To protect against unauthorised access and subsequent extortion attempts to social media platforms an organisation should implement robust security controls, such as:

• Strong unique passwords, which are stored and shared within a password manager
• Implement multi-factor authentication against the accounts
• Implement strict access controls, so that only individuals who are authorised to access the platform maintain access
• Continuous user education on social engineering and phishing
• Implement continuous monitoring of social media accounts.
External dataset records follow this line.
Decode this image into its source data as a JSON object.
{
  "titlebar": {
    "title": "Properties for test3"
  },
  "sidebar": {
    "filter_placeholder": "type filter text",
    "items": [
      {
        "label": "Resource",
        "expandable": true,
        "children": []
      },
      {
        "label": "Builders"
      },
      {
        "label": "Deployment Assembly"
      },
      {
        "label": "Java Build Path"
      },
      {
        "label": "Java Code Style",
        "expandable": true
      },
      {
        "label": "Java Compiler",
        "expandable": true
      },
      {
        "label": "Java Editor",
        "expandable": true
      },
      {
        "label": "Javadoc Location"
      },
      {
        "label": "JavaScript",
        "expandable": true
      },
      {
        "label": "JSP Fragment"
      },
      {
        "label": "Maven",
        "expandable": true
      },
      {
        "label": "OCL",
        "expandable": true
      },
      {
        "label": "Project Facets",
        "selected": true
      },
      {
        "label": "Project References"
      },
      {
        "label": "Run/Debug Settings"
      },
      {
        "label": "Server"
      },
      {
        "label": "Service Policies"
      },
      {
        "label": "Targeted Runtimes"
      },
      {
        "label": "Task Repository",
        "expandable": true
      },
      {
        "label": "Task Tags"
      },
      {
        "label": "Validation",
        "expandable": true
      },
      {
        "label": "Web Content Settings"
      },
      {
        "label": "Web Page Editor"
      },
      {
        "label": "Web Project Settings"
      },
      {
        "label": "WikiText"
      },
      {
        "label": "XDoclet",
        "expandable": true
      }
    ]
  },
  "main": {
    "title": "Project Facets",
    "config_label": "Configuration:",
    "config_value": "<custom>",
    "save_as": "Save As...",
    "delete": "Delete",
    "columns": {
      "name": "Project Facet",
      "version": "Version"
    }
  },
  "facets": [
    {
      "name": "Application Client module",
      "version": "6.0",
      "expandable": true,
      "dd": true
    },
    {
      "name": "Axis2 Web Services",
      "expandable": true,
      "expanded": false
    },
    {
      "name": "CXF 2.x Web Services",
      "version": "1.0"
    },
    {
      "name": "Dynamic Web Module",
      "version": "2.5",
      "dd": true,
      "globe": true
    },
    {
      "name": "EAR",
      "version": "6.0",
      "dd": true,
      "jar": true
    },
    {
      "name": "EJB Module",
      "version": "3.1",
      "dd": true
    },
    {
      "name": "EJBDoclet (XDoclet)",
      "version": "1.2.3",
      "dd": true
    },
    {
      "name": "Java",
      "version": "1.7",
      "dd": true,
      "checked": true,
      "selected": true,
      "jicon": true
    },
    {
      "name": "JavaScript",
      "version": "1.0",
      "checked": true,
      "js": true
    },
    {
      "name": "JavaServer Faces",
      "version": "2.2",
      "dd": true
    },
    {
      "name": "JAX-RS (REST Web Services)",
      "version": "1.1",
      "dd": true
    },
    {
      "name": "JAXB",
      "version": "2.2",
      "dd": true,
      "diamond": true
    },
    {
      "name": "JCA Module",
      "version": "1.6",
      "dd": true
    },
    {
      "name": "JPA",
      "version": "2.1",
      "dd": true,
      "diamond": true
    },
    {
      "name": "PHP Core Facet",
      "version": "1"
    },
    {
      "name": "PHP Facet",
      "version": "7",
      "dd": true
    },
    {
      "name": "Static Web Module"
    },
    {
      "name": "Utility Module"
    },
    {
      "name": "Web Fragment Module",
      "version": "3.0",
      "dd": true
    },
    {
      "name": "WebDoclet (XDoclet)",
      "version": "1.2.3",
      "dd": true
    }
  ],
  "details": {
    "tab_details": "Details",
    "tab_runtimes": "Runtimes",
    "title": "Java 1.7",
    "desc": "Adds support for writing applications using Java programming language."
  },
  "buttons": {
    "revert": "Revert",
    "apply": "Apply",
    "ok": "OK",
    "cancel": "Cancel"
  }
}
Quick detection and response to any suspicious account activity can assist with mitigating the damage caused by such attacks and safeguard an organisations brand reputation.

Conclusion

In the dynamic landscape of cyber security, the rise of multi-tiered extortion avenues in ransomware incidents presents a formidable challenge to organisations. As threat actors continue to evolve their tactics, the consequence of falling victim to such attacks remains increasingly severe. Extortion techniques leveraged in ransomware incidents continue to evolve in complexity and demand an equally comprehensive and proactive defence strategy.
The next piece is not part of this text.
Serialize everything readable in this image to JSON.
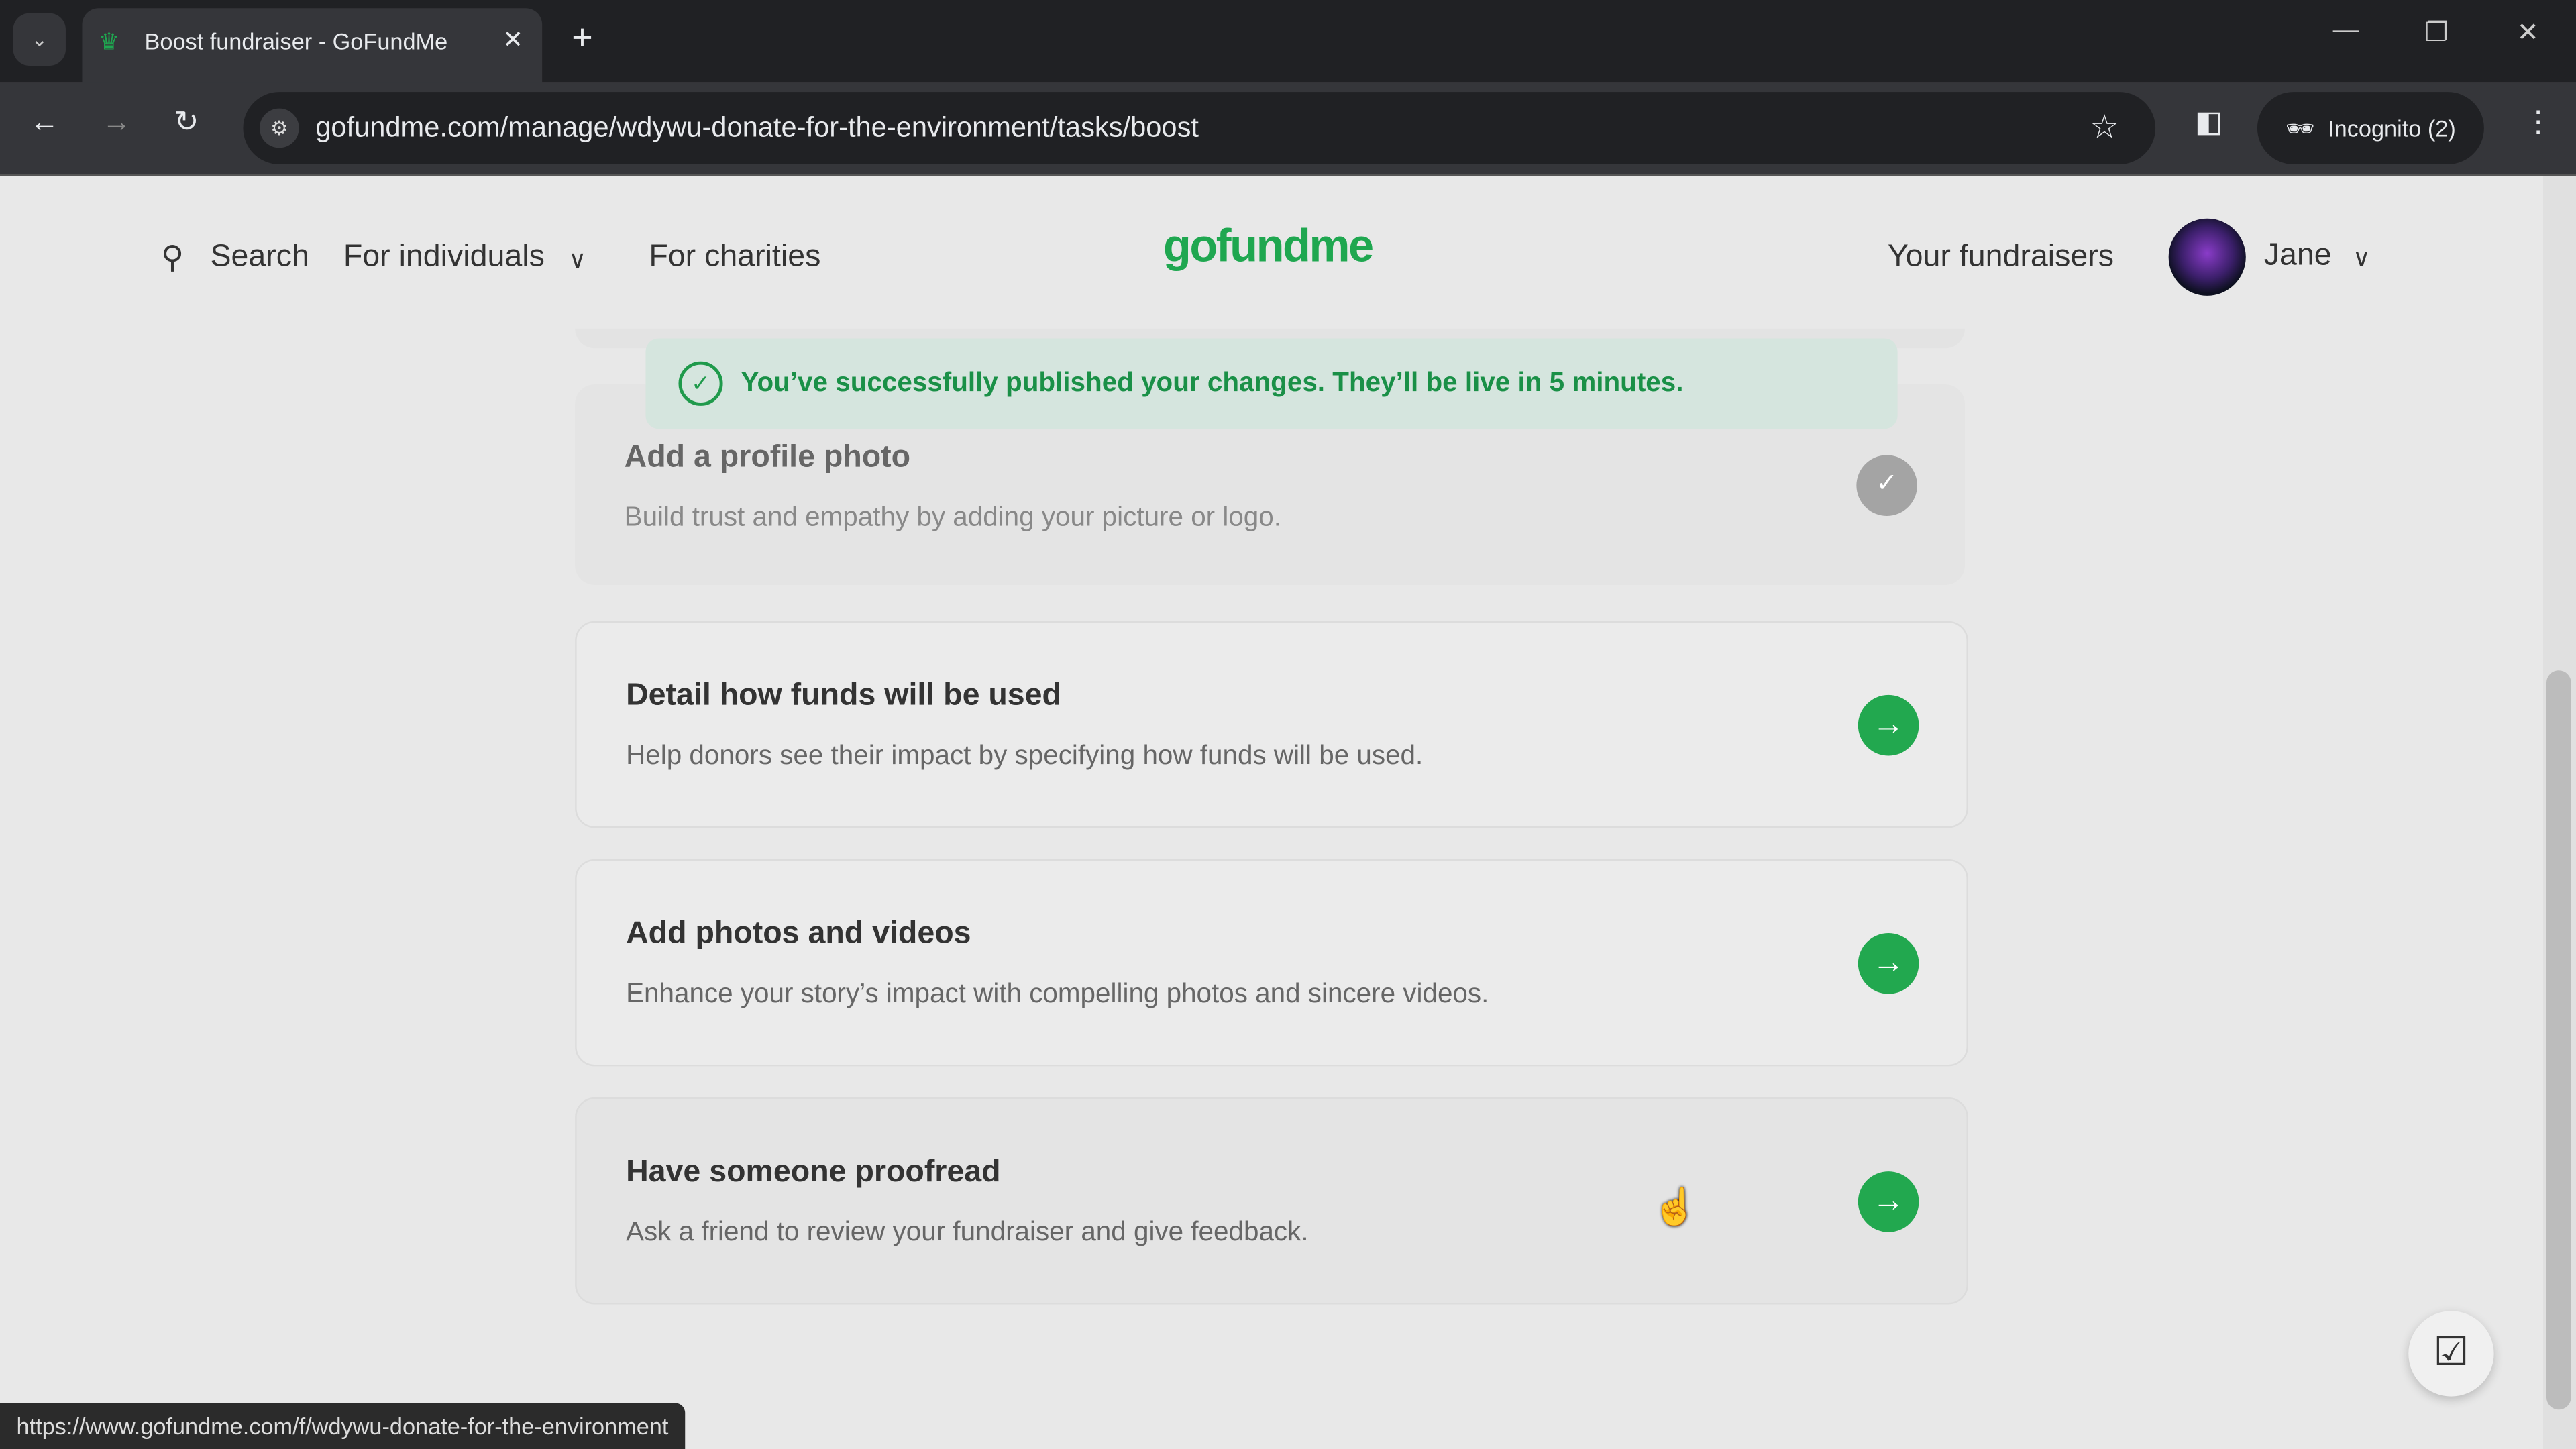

To effectively contain and mitigate the risk of falling victim to ransomware and the threat of extortion, organisations must adopt a multi-layered approach to their cyber security posture. Implementing robust security measures, such as the implementation of an internal cyber security framework which encompasses the application of operating system, application and device firmware patches, implementation and regular maintenance of EDR toolsets, network segmentation, regular user awareness training on social engineering and phishing, and strong access controls fortifies both the internal network of the organisation to prevent spread across different network segments, and also the organisations perimeters against initial access. Additionally, prioritising regular back-ups following NCSC best practises, regular integrity testing of back-ups, and employee training empowers organisations to withstand the impact of data exfiltration and potential ransom demands.

However, triple- and quadruple-extortion tactics currently utilised by threat actors are not the only concern organisations should be mindful of. As we look to the future new challenges await, including the risk of unauthorised access to social media and its detrimental impact on an organisation’s reputation. The potential for threat actors to exploit social media accounts for extortion, market manipulation, propaganda and further compromise emphasises the importance of securing all digital assets and communication channels.

The future of cyber security demands a collective effort from individuals, organisations and governments alike. By fostering a collaborative cyber security ecosystem, sharing threat intelligence and embracing new technologies, we can better protect our digital infrastructure and data from relentless and ever-evolving threat actors.